Found some more interesting reading. A bit long but makes good sense:
https://www.badasscars.com/index.cf...duct_id=73/category_id=58/mode=prod/prd73.htm
What dictates the width of a spark plug gap is both the amount of voltage and amperage of your ignition system as well as cylinder pressure and air / fuel mixture density. The rule of thumb is that the more power an engine makes, the smaller the gap needs to be. Race engines (contrary to popular belief) use smaller gaps than most "stock" engines do because of higher cylinder pressures and denser air/fuel mixtures. This is because a small, intense spark is better for lighting a highly dense, very wet fuel mixture like you'll find in high powered race or performance engines, kind of like these new lighters you see these days with a small, intense blue flame. They light cigars, fires, etc., better in the rain or wind where a weak yellow flame that you get from a match or a typical Bic type lighter isn't as hot and easily blows out.
A smaller gap will yield a short, intense spark and will usually make the engine real responsive. A wide gap creates a longer spark arc but without sufficient "juice" from your ignition system, (including amps), it can be weak and yellow in color. So a small intense spark is much better than a big, weak spark, especially when dealing with richer fuel mixtures and more volumes of fuel being burned.
A good starting point and pretty much the all around best gap is .035". If you want to experiment to see what works best for your particular engine, ignition system, etc., then try going up to .040" and then .045", noting each time how the engine idles, responds, and pulls to your max RPM. Once you've gone bigger on the gaps, now try going smaller to .032", .030" and .025", and again, note how the engine runs. Whatever the gap was when the engine ran it's best overall, is where you should gap your plugs at.
Just an FYI; most very high powered blown gas, blown alcohol, and even blown fuelers run gaps as small as .026" (give or take) and use ignition systems that use 50,000 - 80,000 volts, but more importantly, up to 40 Amps! Amps are what kill you when you get shocked. Stun guns have up to 1 million volts, but no amps so they aren't lethal. Hell, static electricity you get when you shock yourself against a door knob or your car door can be upwards of 100,000 Volts or more, but does it kill you? Nope. Your house electrical current can kill you too, but it's only 110 Volts, BUT it has 15 - 20 Amps pushing that Voltage behind it. Get hit by your house's 220 Volt system are you will most likely die. Not because of the 220 Volts. Again, it isn't Volts that kill you (think of a stun gun), it's Amps. Most 220 Volt outlets are for running heavier equipment such as your dryer, a welder, etc., and have between 20 - 50 Amps behind them. That kind of current will light your ass up and fry you, but a 50,000 Volt jolt from a spark plug won't, unless you are screwing around with a serious ignition system like what a Top Alcohol or Fueler engine runs with 40 Amps behind them. They even have decals on the tops of the dual magnetos saying "Caution! Lethal Current".
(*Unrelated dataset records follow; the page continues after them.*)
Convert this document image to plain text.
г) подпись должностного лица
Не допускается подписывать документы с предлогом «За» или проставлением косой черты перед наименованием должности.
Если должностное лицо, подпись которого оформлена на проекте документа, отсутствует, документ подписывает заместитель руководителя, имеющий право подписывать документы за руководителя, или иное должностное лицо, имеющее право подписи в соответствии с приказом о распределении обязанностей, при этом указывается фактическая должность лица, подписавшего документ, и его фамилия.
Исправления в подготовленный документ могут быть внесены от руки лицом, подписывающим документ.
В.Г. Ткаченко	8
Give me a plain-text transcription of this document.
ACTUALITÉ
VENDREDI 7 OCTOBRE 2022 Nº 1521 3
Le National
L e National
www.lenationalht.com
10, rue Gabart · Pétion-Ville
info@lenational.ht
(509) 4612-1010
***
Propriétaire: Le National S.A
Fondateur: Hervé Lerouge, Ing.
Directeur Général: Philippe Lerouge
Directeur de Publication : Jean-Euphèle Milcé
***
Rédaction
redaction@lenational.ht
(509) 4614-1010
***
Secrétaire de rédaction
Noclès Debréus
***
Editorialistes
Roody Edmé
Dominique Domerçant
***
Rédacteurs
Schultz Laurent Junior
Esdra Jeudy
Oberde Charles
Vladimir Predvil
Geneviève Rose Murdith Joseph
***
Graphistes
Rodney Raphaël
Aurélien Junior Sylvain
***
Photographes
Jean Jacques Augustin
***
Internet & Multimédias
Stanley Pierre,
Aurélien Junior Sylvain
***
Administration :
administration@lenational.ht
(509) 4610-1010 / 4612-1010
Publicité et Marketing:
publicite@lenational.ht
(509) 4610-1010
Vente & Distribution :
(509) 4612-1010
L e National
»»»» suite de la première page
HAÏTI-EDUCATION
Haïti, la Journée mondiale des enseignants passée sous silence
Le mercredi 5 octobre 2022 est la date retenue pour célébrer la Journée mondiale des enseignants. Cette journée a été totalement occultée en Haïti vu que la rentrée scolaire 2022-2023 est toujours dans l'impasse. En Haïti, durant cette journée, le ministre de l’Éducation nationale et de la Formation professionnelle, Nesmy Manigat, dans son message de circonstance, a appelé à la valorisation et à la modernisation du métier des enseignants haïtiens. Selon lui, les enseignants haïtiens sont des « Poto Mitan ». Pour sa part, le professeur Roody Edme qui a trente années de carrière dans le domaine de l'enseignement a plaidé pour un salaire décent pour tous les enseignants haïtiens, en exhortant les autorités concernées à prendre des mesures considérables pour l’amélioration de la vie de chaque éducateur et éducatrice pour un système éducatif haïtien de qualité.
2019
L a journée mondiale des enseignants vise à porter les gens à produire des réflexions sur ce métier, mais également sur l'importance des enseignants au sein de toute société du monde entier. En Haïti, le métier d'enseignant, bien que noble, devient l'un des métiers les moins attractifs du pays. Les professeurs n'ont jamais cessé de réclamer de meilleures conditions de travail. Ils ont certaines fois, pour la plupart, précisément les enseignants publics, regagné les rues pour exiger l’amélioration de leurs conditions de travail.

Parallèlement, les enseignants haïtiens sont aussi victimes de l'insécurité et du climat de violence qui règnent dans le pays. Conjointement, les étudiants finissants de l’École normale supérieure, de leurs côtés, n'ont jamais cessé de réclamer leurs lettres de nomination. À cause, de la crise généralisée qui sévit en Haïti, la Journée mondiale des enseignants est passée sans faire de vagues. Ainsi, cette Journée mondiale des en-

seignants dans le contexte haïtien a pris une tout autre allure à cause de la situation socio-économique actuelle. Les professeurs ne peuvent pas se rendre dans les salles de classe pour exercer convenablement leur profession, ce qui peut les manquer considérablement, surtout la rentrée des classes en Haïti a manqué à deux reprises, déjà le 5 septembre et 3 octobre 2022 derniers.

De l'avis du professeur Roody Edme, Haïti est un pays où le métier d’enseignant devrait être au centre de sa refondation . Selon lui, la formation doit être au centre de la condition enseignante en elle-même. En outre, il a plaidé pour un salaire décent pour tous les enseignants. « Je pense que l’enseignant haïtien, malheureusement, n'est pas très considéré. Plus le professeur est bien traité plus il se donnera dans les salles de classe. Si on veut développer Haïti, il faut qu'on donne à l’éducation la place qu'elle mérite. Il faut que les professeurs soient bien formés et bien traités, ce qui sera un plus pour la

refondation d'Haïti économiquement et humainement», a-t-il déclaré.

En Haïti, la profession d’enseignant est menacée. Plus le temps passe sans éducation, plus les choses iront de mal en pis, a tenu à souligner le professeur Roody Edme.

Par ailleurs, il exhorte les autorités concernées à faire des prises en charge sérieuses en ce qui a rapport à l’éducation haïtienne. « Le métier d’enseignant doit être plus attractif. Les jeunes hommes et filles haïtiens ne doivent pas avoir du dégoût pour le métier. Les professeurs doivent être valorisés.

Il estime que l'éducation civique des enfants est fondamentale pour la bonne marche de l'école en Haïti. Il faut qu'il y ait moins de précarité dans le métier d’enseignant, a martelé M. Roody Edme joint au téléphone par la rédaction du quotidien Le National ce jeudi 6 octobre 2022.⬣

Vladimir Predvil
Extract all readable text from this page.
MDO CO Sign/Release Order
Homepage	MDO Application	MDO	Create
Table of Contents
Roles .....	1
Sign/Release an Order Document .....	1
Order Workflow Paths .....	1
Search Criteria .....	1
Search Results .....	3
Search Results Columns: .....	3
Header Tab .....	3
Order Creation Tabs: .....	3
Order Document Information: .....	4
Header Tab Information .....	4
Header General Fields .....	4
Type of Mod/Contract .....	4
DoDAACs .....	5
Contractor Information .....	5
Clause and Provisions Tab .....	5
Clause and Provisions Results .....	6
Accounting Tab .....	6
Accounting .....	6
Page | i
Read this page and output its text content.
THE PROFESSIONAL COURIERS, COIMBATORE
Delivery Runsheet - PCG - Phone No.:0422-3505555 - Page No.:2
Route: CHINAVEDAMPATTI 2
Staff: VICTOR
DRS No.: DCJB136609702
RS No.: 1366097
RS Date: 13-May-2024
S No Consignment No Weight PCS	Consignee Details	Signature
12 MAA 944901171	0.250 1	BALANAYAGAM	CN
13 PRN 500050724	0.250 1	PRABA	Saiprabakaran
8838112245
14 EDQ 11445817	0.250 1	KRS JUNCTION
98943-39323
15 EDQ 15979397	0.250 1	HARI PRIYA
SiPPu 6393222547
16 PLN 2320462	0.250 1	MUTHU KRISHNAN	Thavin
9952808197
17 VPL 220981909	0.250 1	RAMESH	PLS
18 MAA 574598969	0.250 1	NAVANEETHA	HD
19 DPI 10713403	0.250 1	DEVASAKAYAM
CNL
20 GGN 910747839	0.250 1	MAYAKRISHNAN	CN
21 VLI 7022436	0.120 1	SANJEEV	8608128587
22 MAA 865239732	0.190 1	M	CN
Your ignition system may have lots of Voltage, but no Amperage. This is why even on high energy ignition systems, (CONTRARY to what their lame instructions say to gap your plugs at), you CLOSE the gap on engines making more power. Usually .035" is around the best gap, even though many instruction manuals say to open your gap to .045". Go ahead and try that, but when it doesn't run as good, or it drops cylinders at high RPM because that wider / weaker spark can't light the cylinders consistently, you'll know why. This gets even more true when you are running too rich and have too wet of a mixture. It's harder to light a fire in the rain than it is on a dry summer day. Inside your cylinder isn't much different.
On mild engines, (even you guys who have 400 - 550 HP), that isn't enough power to be concerned with on the gaps, and a gap of .045" will "probably" run just fine because you aren't burning enough fuel (a wet enough mixture) to cause cylinders to drop with a decent ignition system, but start getting over 600, 800, 1,000 horsepower and that .045" or so gap isn't going to work out too well. Either way, your milder engine WILL run better with .035" gaps instead of the .045" gaps that they tell you to run.
spark plug gaps
Now, while we're on the subject of gaps, a little extra trick you can do to your plugs is to do what's commonly called "side gapping" them. This is when you take a small file or a fine grinder to the ground strap and cut it back so it only covers about half of the center electrode. This exposes the spark to the open cylinder and combustion area more and prevents the shrouding that the full length ground strap tends to do on regular plugs. This can be worth a few extra horsepower, just as indexing a set of plugs is worth a few extra ponies. I have another tech tip on how to index spark plugs which can gain you a few extra "free" HP.
MY TIP: You can use one of these (LISLE 50850 IGNITION SPARK TESTER) and adjust it until you get a bright BLUE spark. Then measure the gap and set your plug gap accordingly. Do this for each plug since plug wire resistances vary slightly. It takes a while to complete this but should be worth it since it will give you a better indication of how well (or not well) your system is performing.